Meeting a gentle, kind and gracious hero.
This is truly a place where dreams can come true, but it is also a place that can expose our lives as well.  I have seen parents and children yelling at each other, parents hitting their children, with both parent and child sighing in complete exhaustion, and even crying.  Why?  I don’t know all the whys; but I do know that the life that we lead before coming here will not change when arriving, it will only be intensified.  If families that are well connected and have a wholesome love and respect for one another before arriving, will also reveal this as well.  If on the other hand, families that do not have these things before coming, the result will only intensify as to what was there before setting foot into the park.

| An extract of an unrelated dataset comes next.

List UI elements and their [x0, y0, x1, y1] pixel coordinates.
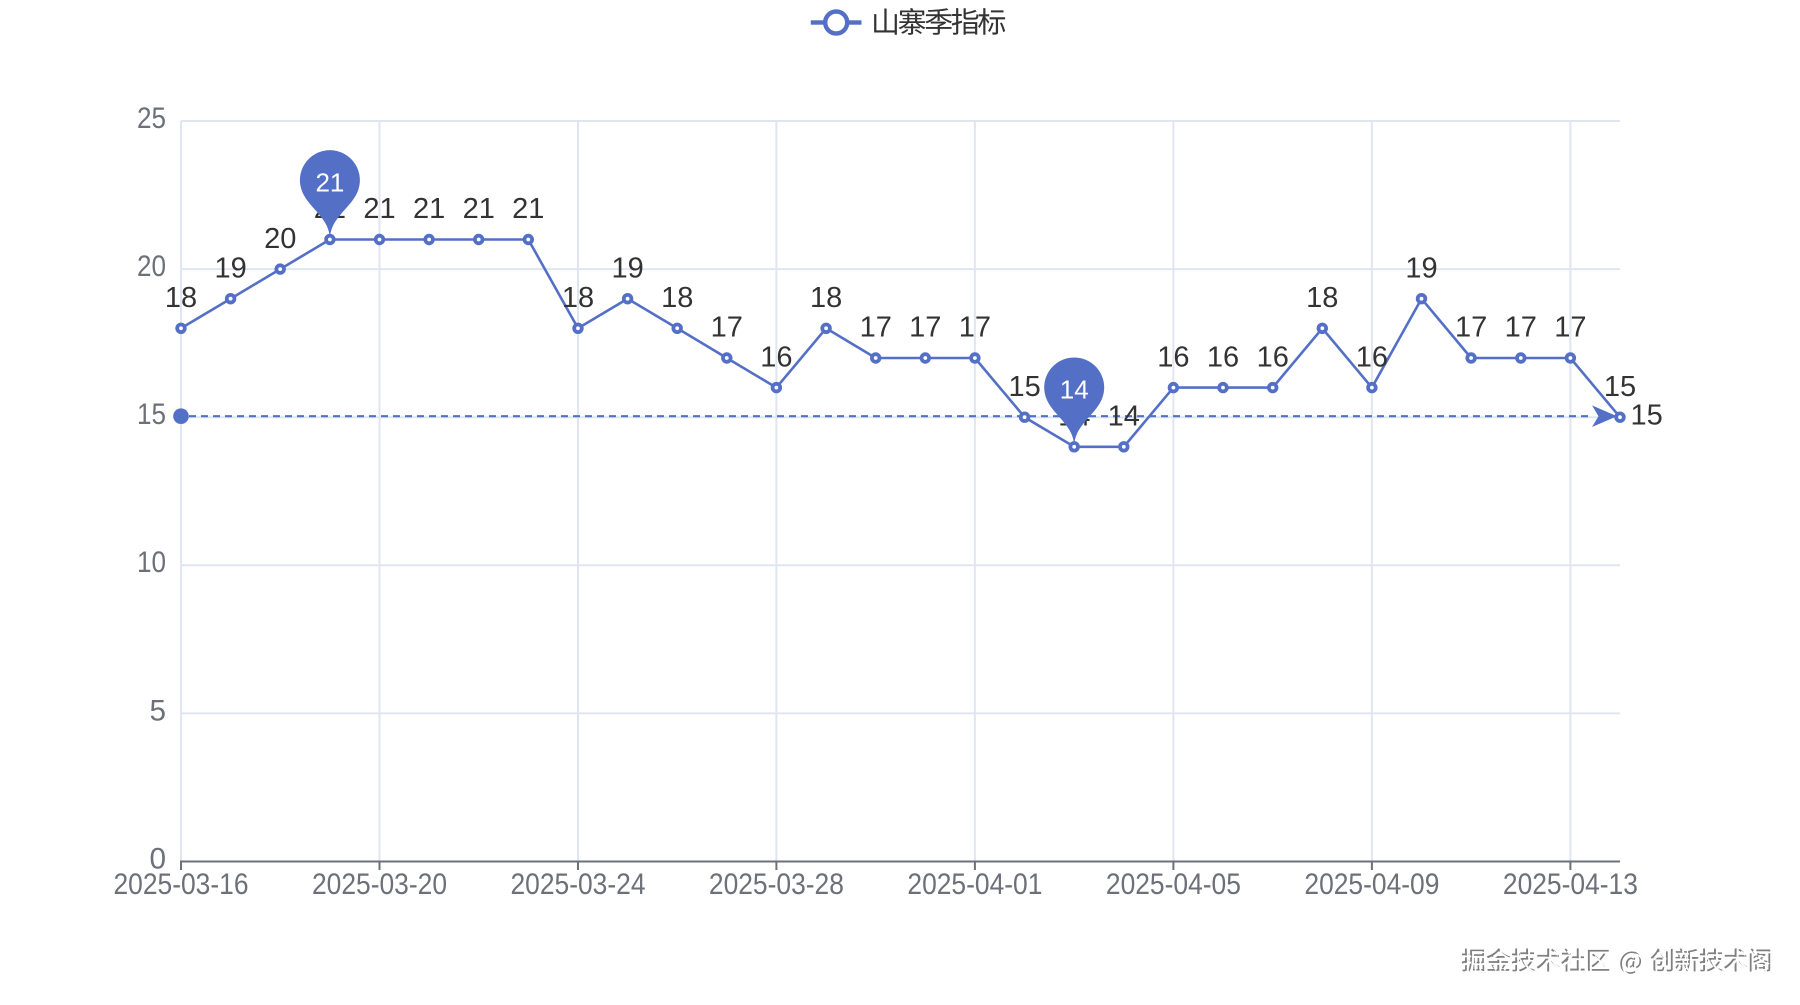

Can problems arise even in the best of relationships here at Disney?  Of course they can and do.  But, it is not in having the absence of problems, but in how we handle them, together.  Car manufacturers put their products under extreme stress conditions before introducing the final product to the public.  These events of extreme duress, reveal to them where the cracks and weak points are.  They then are able to reinforce these points of weakness, and produce a safe automobile for the public.  For our families, being in crowds numbering sometimes in the thousands can also be very stressful, but they also reveal to us the areas that need improving as well.

A princess wanted to meet the older brother as well.

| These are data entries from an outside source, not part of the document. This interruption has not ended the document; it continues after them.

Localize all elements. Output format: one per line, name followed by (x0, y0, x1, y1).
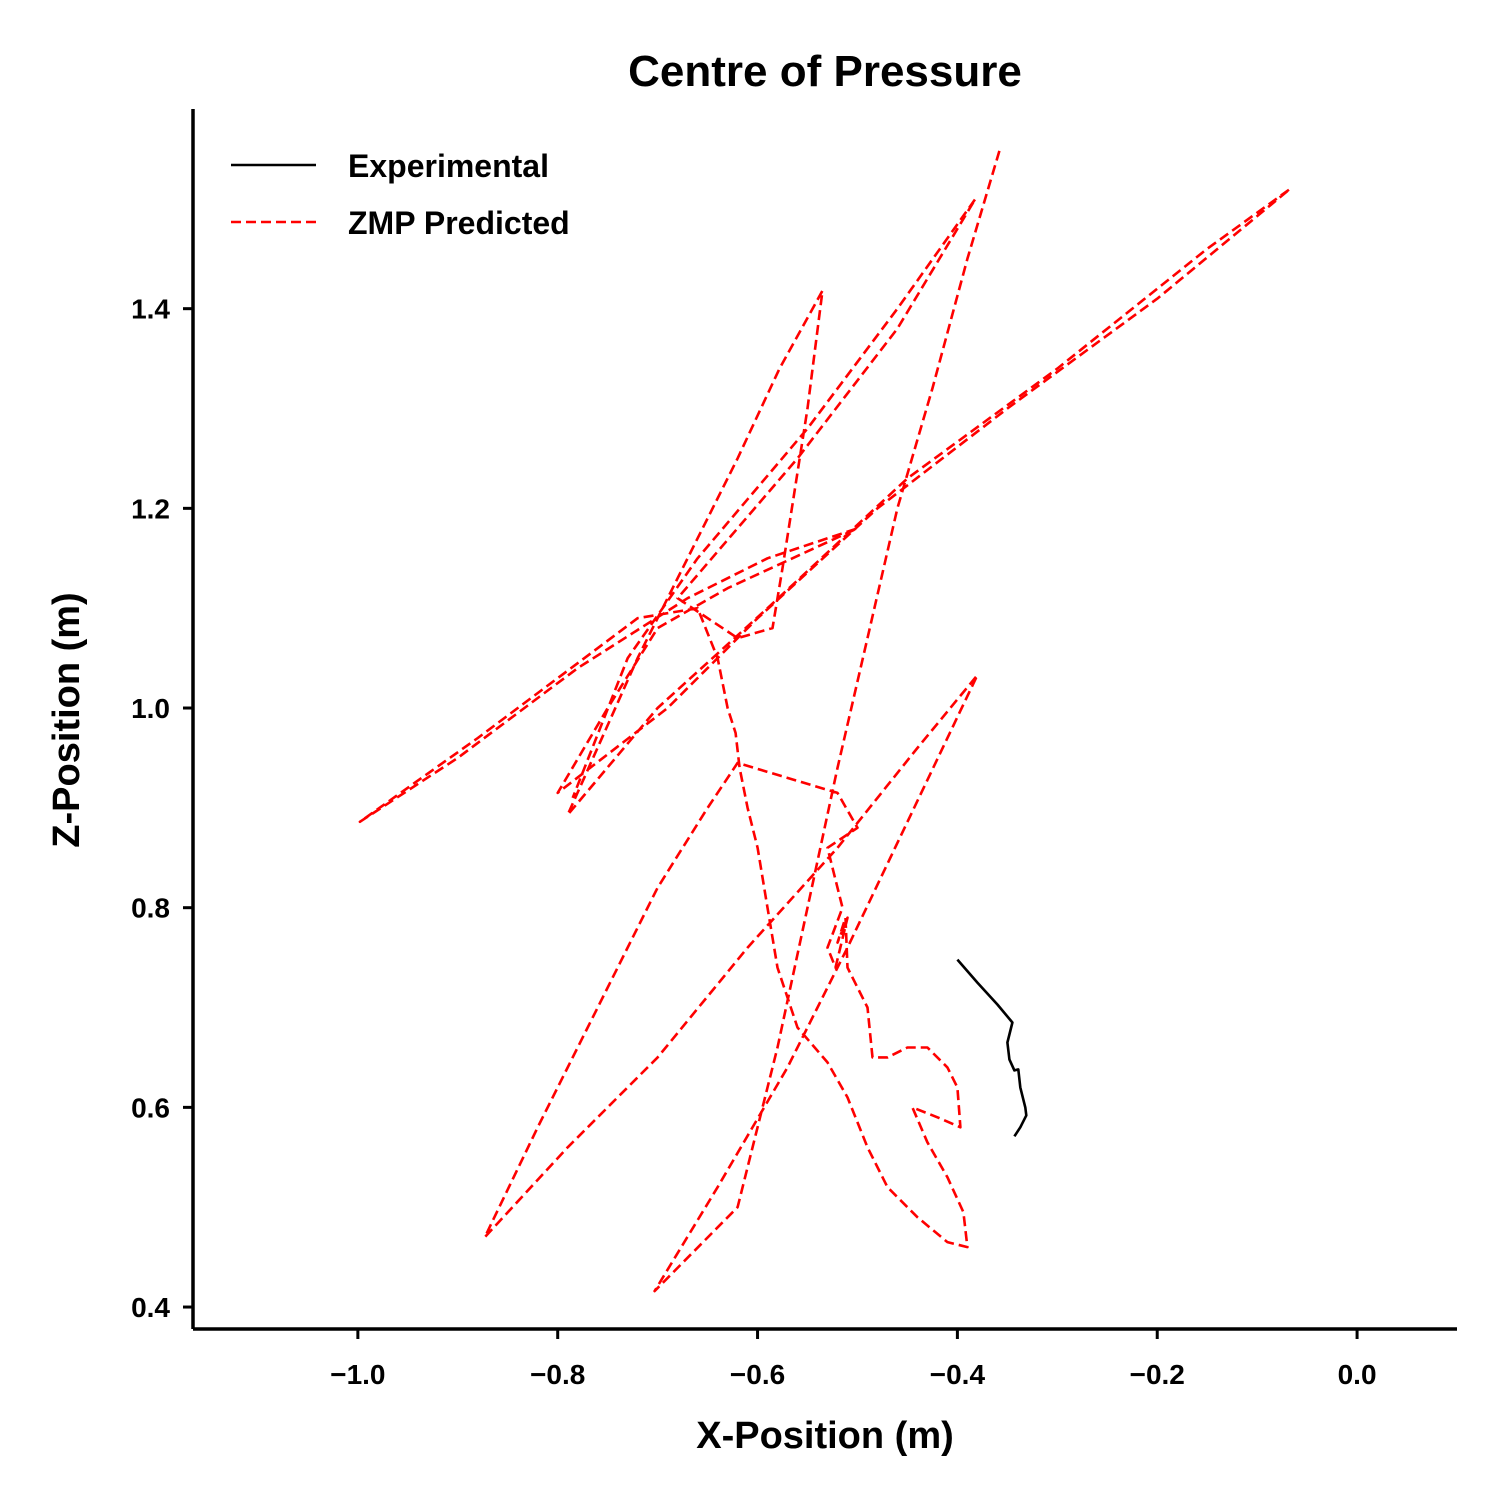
y-tick-label: 1.0 (131, 693, 170, 724)
x-ticks: −1.0 −0.8 −0.6 −0.4 −0.2 0.0 (330, 1329, 1377, 1390)
y-tick-label: 0.6 (131, 1092, 170, 1123)
x-tick-label: −0.8 (530, 1359, 585, 1390)
y-tick-label: 0.8 (131, 893, 170, 924)
y-tick-label: 0.4 (131, 1292, 170, 1323)
plot-area (358, 150, 1292, 1293)
x-tick-label: −0.6 (730, 1359, 785, 1390)
x-tick-label: −1.0 (330, 1359, 385, 1390)
legend-label: Experimental (348, 148, 549, 184)
series-line-zmp-predicted (358, 150, 1292, 1293)
x-tick-label: −0.4 (930, 1359, 986, 1390)
x-tick-label: −0.2 (1130, 1359, 1185, 1390)
legend: Experimental ZMP Predicted (231, 148, 570, 241)
y-tick-label: 1.2 (131, 493, 170, 524)
series-line-experimental (956, 958, 1028, 1138)
x-axis-label: X-Position (m) (696, 1415, 954, 1457)
legend-label: ZMP Predicted (348, 205, 570, 241)
y-tick-label: 1.4 (131, 294, 170, 325)
y-ticks: 0.4 0.6 0.8 1.0 1.2 1.4 (131, 294, 193, 1323)
x-tick-label: 0.0 (1338, 1359, 1377, 1390)
chart-title: Centre of Pressure (628, 47, 1022, 96)
y-axis-label: Z-Position (m) (46, 592, 88, 847)
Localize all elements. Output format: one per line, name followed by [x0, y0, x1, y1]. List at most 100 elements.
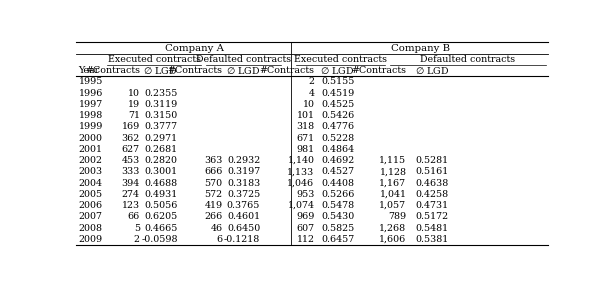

Last night when coming home on the bus I saw something that I had never seen before.  Almost everyone in front of me had a cell phone in his or her hand, and was either playing a game on it or texting someone.  No one was talking to each other!  They each were in their own worlds sitting next to one another and not sharing their joys, or for that matter, disappointments of the day.  Are we coming to a world that is so fractured that we cannot communicate with the person next to us?  Anne noticed before going into the Princess Dinner at the Norwegian restaurant, a family of 17 all waiting in line, either playing on their cells or texting, even grandma was playing a game on her cell.  No one was talking to each other!  Electronic devices are a wonderful tool, but are they revealing to us how fractured some of our families have become?  Obviously, they are not the cause, but only the symptom.  Does putting the cellphones down change our relationships, obviously not in the beginning, but it is a start to making positive changes.  Our relationships with our family and friends are very precious, we can’t let them go and not pay a price.  Places like Disney are not places to discover happiness; they are places to share happiness.  It is not in the event that brings joy and connectedness one to another, it is the time that we invest with one another.  Some of my most precious memories are not in places that are full of elaborate entertainment, but in a simple sandbox playing with our children, or on a crowded Disney bus.  Sitting there, listening to them share with you their dreams, concerns, and joys are memories one will never forget.